I have now studied that family for over a decade and found another suicide, a bigamist (trigamist?), multiple Oxford Presidents, a Canadian artist, a prominent (living) Australian journalist, etc… The point being that it’s a shame that she didn’t talk about this stuff (or didn’t know of it), because she had a very interesting family…
My wife has an older sister who is estranged from the family and is pretty much never mentioned. We have no idea if she even knows of the existence of our children.
I just assumed when I was a kid that somehow my mom simply didn’t have a dad.
As I’ve gotten a bit older I’ve learned that he was an abusive alcoholic, though somewhat wealthy.
My mom will not even talk about him. Her and her sisters all took on my grandmother’s maiden name (until they got married), though my grandmother still has his name.
I’m pretty sure he’s dead? Dunno. I’ve seen one photo of him, with my mom, when she was maybe 4 or 5.
Mom doesn’t want to talk about him so I don’t bring it up. I’m sure there are some interesting stories in there but I can see the psychological scars on her and my two aunts so I figure it’s not worth digging into old wounds.
My mom certainly has gotten her share of crazy from her childhood, but never once was she ever abusive to either me or my brother.

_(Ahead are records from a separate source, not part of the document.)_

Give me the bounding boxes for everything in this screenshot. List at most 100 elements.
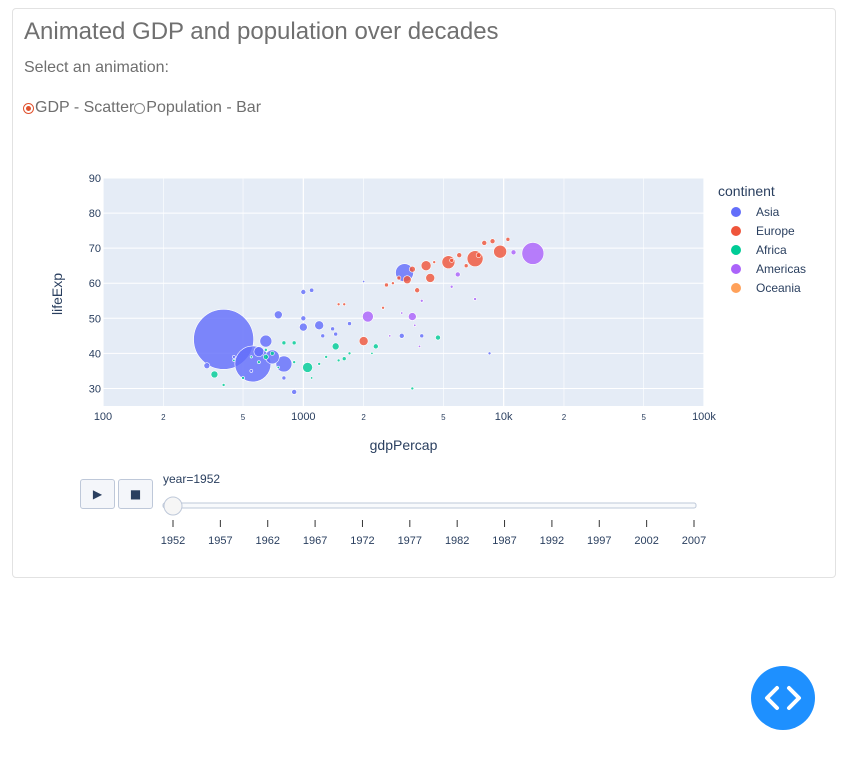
- data-point-europe: [475, 252, 482, 258]
- slider-tick-label: 1982: [445, 535, 469, 547]
- data-point-africa: [310, 376, 314, 380]
- code-toggle-button[interactable]: [751, 666, 815, 730]
- slider-tick-label: 2007: [682, 535, 706, 547]
- data-point-africa: [410, 386, 415, 391]
- data-point-africa: [336, 358, 341, 363]
- data-point-africa: [370, 351, 374, 355]
- page-title: Animated GDP and population over decades: [24, 18, 499, 45]
- data-point-africa: [324, 355, 328, 359]
- y-tick-label: 60: [89, 278, 101, 290]
- data-point-asia: [347, 321, 352, 326]
- radio-label: Population - Bar: [146, 99, 262, 116]
- legend-marker-asia: [731, 207, 741, 217]
- stop-button[interactable]: ■: [118, 479, 153, 509]
- x-tick-label: 5: [441, 413, 446, 422]
- data-point-americas: [510, 249, 517, 256]
- data-point-europe: [493, 244, 507, 259]
- x-tick-label: 5: [241, 413, 246, 422]
- data-point-asia: [300, 315, 307, 322]
- data-point-europe: [384, 282, 389, 288]
- data-point-europe: [336, 302, 341, 307]
- data-point-europe: [402, 275, 412, 285]
- x-axis-label: gdpPercap: [370, 437, 438, 453]
- x-tick-label: 10k: [495, 411, 513, 423]
- slider-tick-label: 1972: [350, 535, 374, 547]
- data-point-americas: [417, 344, 421, 348]
- data-point-africa: [317, 362, 321, 366]
- data-point-asia: [281, 375, 287, 381]
- gdp-scatter-chart: 100 2 5 1000 2 5 10k 2 5 100k 30 40 50 60 70 80 90 gdpPer…: [49, 173, 806, 547]
- plot-area: [103, 178, 704, 406]
- animation-radio-group: GDP - Scatter Population - Bar: [23, 99, 261, 117]
- data-point-asia: [274, 310, 283, 320]
- data-point-asia: [291, 389, 297, 395]
- data-point-europe: [409, 265, 416, 273]
- animation-select-label: Select an animation:: [24, 59, 169, 76]
- data-point-europe: [414, 287, 420, 294]
- data-point-asia: [487, 351, 492, 356]
- data-point-asia: [249, 369, 254, 373]
- slider-tick-label: 1987: [492, 535, 516, 547]
- data-point-asia: [320, 333, 326, 339]
- legend-entry: Americas: [756, 262, 806, 276]
- data-point-africa: [291, 340, 297, 346]
- data-point-africa: [292, 360, 296, 364]
- data-point-africa: [263, 354, 269, 360]
- slider-tick-label: 1997: [587, 535, 611, 547]
- data-point-americas: [408, 312, 417, 321]
- radio-population-bar[interactable]: Population - Bar: [134, 99, 261, 117]
- data-point-asia: [362, 279, 366, 283]
- data-point-europe: [381, 305, 385, 310]
- legend-entry: Europe: [756, 224, 795, 238]
- data-point-europe: [391, 281, 395, 286]
- data-point-asia: [398, 333, 405, 339]
- data-point-asia: [333, 331, 338, 337]
- data-point-europe: [358, 336, 369, 346]
- data-point-europe: [342, 302, 347, 307]
- slider-tick-label: 1957: [208, 535, 232, 547]
- legend-title: continent: [718, 183, 775, 199]
- data-point-africa: [257, 360, 261, 364]
- data-point-asia: [299, 322, 308, 332]
- data-point-americas: [388, 334, 392, 338]
- data-point-europe: [456, 252, 463, 258]
- data-point-europe: [396, 275, 402, 281]
- play-button[interactable]: ▶: [80, 479, 115, 509]
- data-point-asia: [275, 355, 293, 373]
- data-point-asia: [419, 333, 425, 339]
- slider-current-value-label: year=1952: [163, 472, 220, 486]
- radio-checked-icon[interactable]: [23, 102, 34, 114]
- data-point-americas: [473, 297, 477, 301]
- data-point-europe: [425, 273, 436, 283]
- data-point-asia: [314, 320, 324, 331]
- y-tick-label: 40: [89, 348, 101, 360]
- data-point-africa: [347, 351, 352, 356]
- data-point-africa: [232, 358, 236, 362]
- data-point-americas: [362, 310, 374, 323]
- legend-marker-americas: [731, 264, 741, 274]
- x-tick-label: 100: [94, 411, 112, 423]
- slider-tick-label: 1977: [398, 535, 422, 547]
- data-point-asia: [309, 287, 315, 293]
- data-point-americas: [521, 242, 545, 265]
- x-tick-label: 100k: [692, 411, 716, 423]
- x-tick-label: 1000: [291, 411, 315, 423]
- data-point-africa: [241, 376, 245, 380]
- data-point-americas: [454, 271, 461, 278]
- y-tick-label: 70: [89, 243, 101, 255]
- data-point-africa: [249, 355, 253, 359]
- data-point-europe: [449, 258, 454, 263]
- x-tick-label: 2: [562, 413, 567, 422]
- data-point-americas: [419, 298, 424, 303]
- legend-entry: Africa: [756, 243, 787, 257]
- radio-unchecked-icon[interactable]: [134, 102, 146, 114]
- slider-tick-label: 1962: [255, 535, 279, 547]
- data-point-europe: [420, 260, 432, 271]
- slider-tick-label: 1992: [540, 535, 564, 547]
- slider-handle[interactable]: [163, 496, 183, 516]
- legend-marker-africa: [731, 245, 741, 255]
- data-point-asia: [300, 289, 307, 295]
- slider-track[interactable]: [162, 502, 697, 509]
- radio-gdp-scatter[interactable]: GDP - Scatter: [23, 99, 134, 117]
- legend-marker-oceania: [731, 283, 741, 293]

So I suppose that’s victory enough.
…she does hate it with a passion though whenever I or my dad have even a little to drink.

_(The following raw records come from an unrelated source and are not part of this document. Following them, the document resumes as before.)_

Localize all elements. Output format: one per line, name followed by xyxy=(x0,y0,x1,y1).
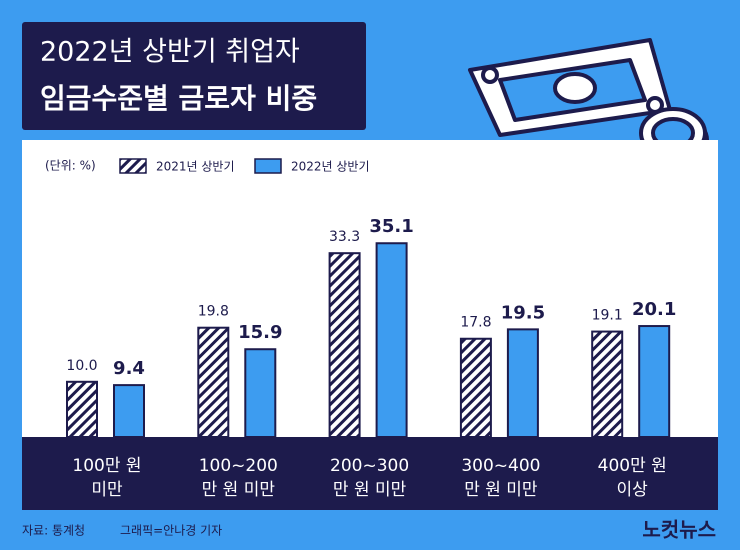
title-box xyxy=(22,22,366,130)
x-tick-label: 200~300 xyxy=(330,456,409,476)
bar xyxy=(66,380,98,438)
data-label: 19.8 xyxy=(198,304,229,320)
bar xyxy=(244,348,277,438)
bar xyxy=(459,337,492,438)
x-tick-label: 100만 원 xyxy=(72,456,141,476)
x-tick-label: 만 원 미만 xyxy=(202,480,276,500)
data-label: 19.1 xyxy=(592,308,623,324)
data-label: 19.5 xyxy=(501,302,545,323)
bar xyxy=(197,326,230,439)
legend-swatch xyxy=(254,158,282,174)
category-band xyxy=(22,437,718,510)
x-tick-label: 300~400 xyxy=(461,456,540,476)
logo: 노컷뉴스 xyxy=(642,518,716,542)
legend-swatch xyxy=(119,158,147,174)
bar xyxy=(328,252,361,438)
data-label: 15.9 xyxy=(238,322,282,343)
bar xyxy=(506,328,539,438)
bar xyxy=(638,325,671,439)
bar xyxy=(113,384,145,438)
data-label: 17.8 xyxy=(460,315,491,331)
chart-title: 2022년 상반기 취업자 xyxy=(40,37,300,68)
x-tick-label: 이상 xyxy=(617,480,649,500)
data-label: 9.4 xyxy=(113,358,145,379)
x-tick-label: 만 원 미만 xyxy=(333,480,407,500)
credit: 그래픽=안나경 기자 xyxy=(120,524,222,538)
bar xyxy=(375,242,408,438)
data-label: 10.0 xyxy=(66,358,97,374)
x-tick-label: 100~200 xyxy=(199,456,278,476)
data-label: 35.1 xyxy=(369,216,413,237)
x-tick-label: 미만 xyxy=(91,480,123,500)
unit-note: (단위: %) xyxy=(45,159,96,173)
data-label: 33.3 xyxy=(329,229,360,245)
x-tick-label: 만 원 미만 xyxy=(464,480,538,500)
source: 자료: 통계청 xyxy=(22,524,85,538)
x-tick-label: 400만 원 xyxy=(598,456,667,476)
chart-subtitle: 임금수준별 금로자 비중 xyxy=(40,82,317,115)
data-label: 20.1 xyxy=(632,299,676,320)
legend-label: 2022년 상반기 xyxy=(291,160,370,174)
legend-label: 2021년 상반기 xyxy=(156,160,235,174)
bar xyxy=(591,330,624,438)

My great-aunt. Grandma had a younger sister with some kind of mental retardation. Family legend claims this was from being dropped by a babysitter. She was institutionionalized at some point and died young. When I was in my early 20s we were at Grandma’s house looking at old family photos and Dad found a picture that included Betty. I’d never heard of her and he said it was the first picture he’d seen of her.
I found out recently that one of my great-grandmothers died of suicide via gunshot. She was three generations back, I never thought to ask about her. But I have living relatives who must have known her (they all lived in the same city for years), now that you mention it, it’s odd that she never came up. Apparently the plan was to let sleeping dogs lie, but someone got wistful one day and brought up her death.
When I was seventeen, my uncle (Mum’s brother) got married. After the service, Mum introduced me to her Uncle Bob[sup]*[/sup]. Until that moment I had had no idea that such a person existed - and my mother is not overburdened with uncles either (as far as I know, he’s it).
It was a Catholic wedding, and mass was part of the service. The idea was that as each communicant went up, the bride or groom would whisper their name to the priest so that he could greet them by name.
So they go through the line like this, till they come to one particular woman. My uncle (the groom) looks at his bride. “Not one of mine”, he whispers.
She looks back. “Not one of mine!” she hisses back.